Ora, sulla semplificazione come potenziamento dei mezzi prettamente videoludici mi sono già espresso “ad abundantiam” nelle conclusioni (precarie) dei precedenti discorsi ma, qualora non fossi stato abbastanza convincente, lascio parlare direttamente i giochi in esame questa volta: perché Asmik Ace, casa di sviluppo di perle dimenticate di giochi arcade e comunque “di stampo classico”, spesso basate sull’abilità, avrebbe dovuto proporre un gioco in cui l’unica azione interattiva è lo spostamento, se non per precise volontà creative? Come vedremo, non stiamo parlando di banalizzazioni, ma di consapevoli semplificazioni, “riduzioni all’osso”, se volete.

LSD – Dream Emulator (Asmik Ace, 1998; PSX)

Nel 1998 Osamu Sato propone una rivoluzione videoludica passata praticamente inosservata, o quasi. Le meccaniche di gioco si spiegano in un paio di righe: nei panni di un’entità non meglio specificata, probabilmente nei nostri stessi panni, siamo chiamati a entrare in una serie potenzialmente infinita di “trip acidi”.

LSD Testo 4

Le uniche azioni concesse, proprio come nel Proteus di cui ho già parlato a tempo debito, sono il movimento e lo spostamento dello sguardo. Ci si muove all’interno di sogni inizialmente innocenti, che mano a mano si ricoprono di mistero, creando nel giocatore una sensazione di straniamento sconvolgente. Mentre i giorni passano, i sogni si compenetrano, si confondono, molti elementi ritornano con costanza, ma tutto viene trasfigurato, anche l’irreale, in una sorta di “degenerazione” trasmessa visivamente con la sovrapposizione e la sostituzione di texture, che vanno a rendere sempre più disturbanti anche le parti già note del mondo di gioco.
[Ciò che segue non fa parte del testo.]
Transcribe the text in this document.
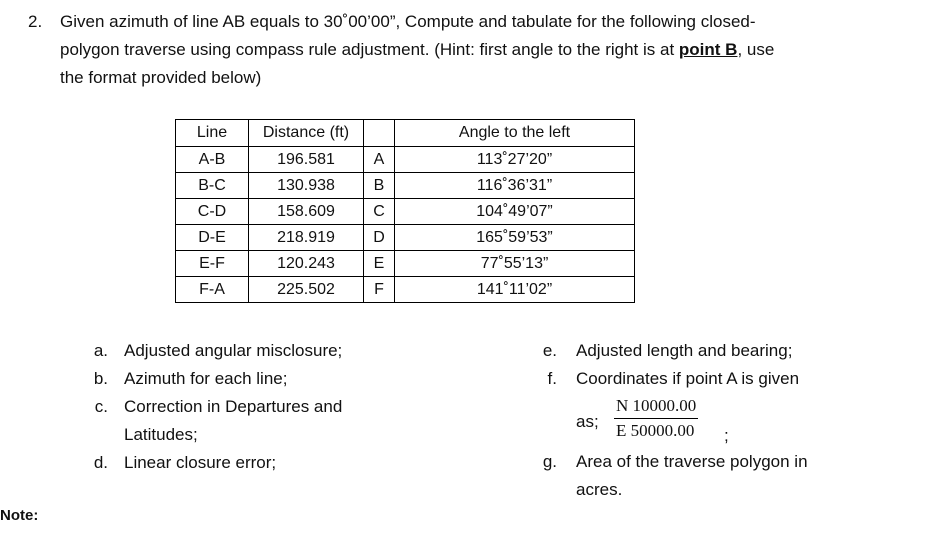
2. Given azimuth of line AB equals to 30˚00’00”, Compute and tabulate for the following closed-
polygon traverse using compass rule adjustment. (Hint: first angle to the right is at point B, use
the format provided below)
Line	Distance (ft)		Angle to the left
A-B	196.581	A	113˚27’20”
B-C	130.938	B	116˚36’31”
C-D	158.609	C	104˚49’07”
D-E	218.919	D	165˚59’53”
E-F	120.243	E	77˚55’13”
F-A	225.502	F	141˚11’02”
a. Adjusted angular misclosure;
b. Azimuth for each line;
c. Correction in Departures and
Latitudes;
d. Linear closure error;
e. Adjusted length and bearing;
f. Coordinates if point A is given
as; $\frac{N 10000.00}{E 50000.00}$ ;
g. Area of the traverse polygon in
acres.
Note:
La particolarità è data anche dal fatto che scontrandosi letteralmente con i “pezzi” dello scenario è data la possibilità al giocatore di entrare in un’altra porzione di mondo, mondo che si popola di colori, forme e talvolta personaggi prima inesistenti. Il titolo in questione sa essere veramente ipnotico, sa creare una dipendenza (LSD, appunto) malata, sa trascinare il giocatore in un vortice di sensazioni estranee oltre che strane, con picchi di inusitata violenza visiva e uditiva: il sonoro svolge infatti un ruolo centrale nell’esperienza (raccomando l’uso delle cuffie), con una stratificazione di motivi, ritmi e temi già ascoltati in precedenza, creando un’analogia con la stratificazione visiva di cui ho riferito. Un gioco in cui essenzialmente si vaga, e in cui si prova anche una paura vera, genuina, trasmessa da un’atmosfera che sa terrorizzare, talvolta.

LSD - Dream Emulator

Sento di poter tranquillamente parlare di “Ambient Game”, in questo caso, visto che qui l’ambiente è tutto, l’ambiente si trasforma e diventa primo ed unico elemento di disturbo, di repulsione, ma anche di forzata e opprimente interazione. LSD – Dream Emulator propone un mondo in cui il giocatore è occhio che vede e seleziona cosa vedere, cosa escludere dal campo visivo e cosa “toccare con mano”. Un mondo in cui, quindici anni prima di The Stanley Parable, “la fine non è mai la fine”, ma soltanto una pausa provvisoria prima del successivo volo pindarico e lisergico in un territorio sconosciuto, in cui un salto nel vuoto o un’esecuzione capitale sono le uniche vie di fuga da una (ir)realtà altrimenti insostenibile.

Ohenro-San: Hosshin no Dojo – Pilgrimage (PIN Change, 2003; Gamecube)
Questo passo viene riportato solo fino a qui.